Numeri record, 20 tonnellate di aiuti per il Libano da Gioventù nazionale e Modavi Protezione Civile. Todde: “Grazie al lavoro di decine e decine di ragazzi”
“Forti e Uniti come le Radici del Cedro”: si è conclusa oggi con risultati inaspettati la campagna di raccolta fondi per il Libano promossa da Modavi Protezione Civile Lazio e Opes, con l’adesione di Gioventù nazionale. “Ci sono battaglie che non si combattono con le armi, ma con lo spirito. Battaglie fatte di sacrificio, dedizione e spirito di servizio. È con questo sentimento che, mesi fa, Gioventù nazionale ha scelto di aderire alla campagna umanitaria “Forti e Uniti come le Radici del Cedro”. Così il presidente romano di Gioventù nazionale, Francesco Todde, presente insieme a tanti ragazzi all’ultimo imballaggio del materiale raccolto in questi mesi. Numeri da record: 45 pallet pari a 20 tonnellate di aiuti. “Decine e decine di ragazzi, ogni fine settimana, sfidando il caldo anche nelle giornate più faticose – prosegue Todde – hanno presidiato i supermercati, raccogliendo generi di prima necessità con un sorriso e con la consapevolezza che anche il più piccolo gesto può trasformarsi in speranza”.
Raccolta fondi per il Libano di Modavi, Opes e Gioventù nazionale
“Non è stato semplice. Sono stati mesi di impegno costante, rinunce e sacrifici – si legge in un comunicato congiunto con Massimo Milani, deputato di Fratelli d’Italia – ma nessuno si è fermato. Perché quando si sceglie di servire una causa più grande di sé stessi, la fatica passa in secondo piano.
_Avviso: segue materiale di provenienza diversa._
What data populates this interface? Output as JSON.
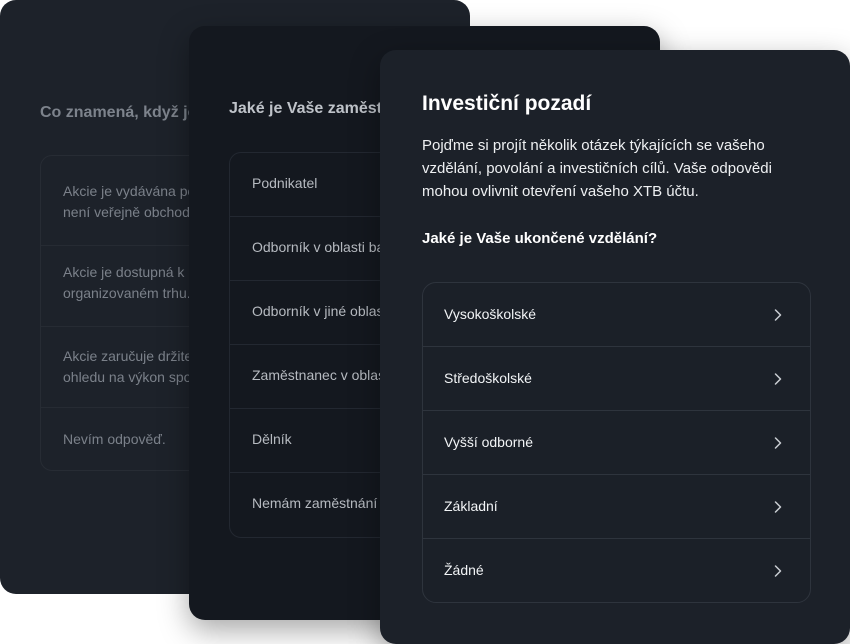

Ogni scatola raccolta e ogni pacco preparato sono stati un tassello di un grande abbraccio rivolto a un popolo che continua a difendere con dignità la propria terra. La propria identità e il proprio futuro”. Oggi – prosegue la nota – “quel lungo cammino ha raggiunto uno dei suoi momenti più significativi. I ragazzi di Gioventù Nazionale e i volontari del Modavi Protezione Civile Lazio si sono ritrovati fianco a fianco per completare l’imballaggio di tutto il materiale raccolto. Davanti ai loro occhi, il frutto di mesi di lavoro silenzioso, traducibile in 45 pallet di aiuti umanitari pronti a partire verso il Libano”.
Il lavoro di decine e decine di volontari: 45 pallet pari a 20 tonnellate
“Quarantacinque pallet non sono soltanto un numero – continuano Todde e Milani – ma rappresentano migliaia di gesti d’amore. Ore di volontariato e militanza, sacrifici condivisi. E la dimostrazione che la solidarietà riesce ad abbattere qualsiasi distanza. Dietro ogni imballaggio c’è il volto di un volontario che ha scelto di esserci e quello di un cittadino che ha deciso di donare a chi ha perso quasi tutto”. Forti e Uniti come le Radici del Cedro non è stata una semplice campagna umanitaria, sottolineano Todde e Milani. “Ma la prova tangibile che una comunità di giovani animata da valori profondi e da un autentico senso del dovere può trasformare la passione in aiuto concreto. Quei 45 pallet partiranno per il Libano portando con sé la speranza, la caparbietà e il sacrificio di ragazzi che hanno scelto di non restare indifferenti. Essere forti significa non voltarsi dall’altra parte. Essere uniti significa far sentire un altro popolo meno solo, anche a migliaia di chilometri di distanza”.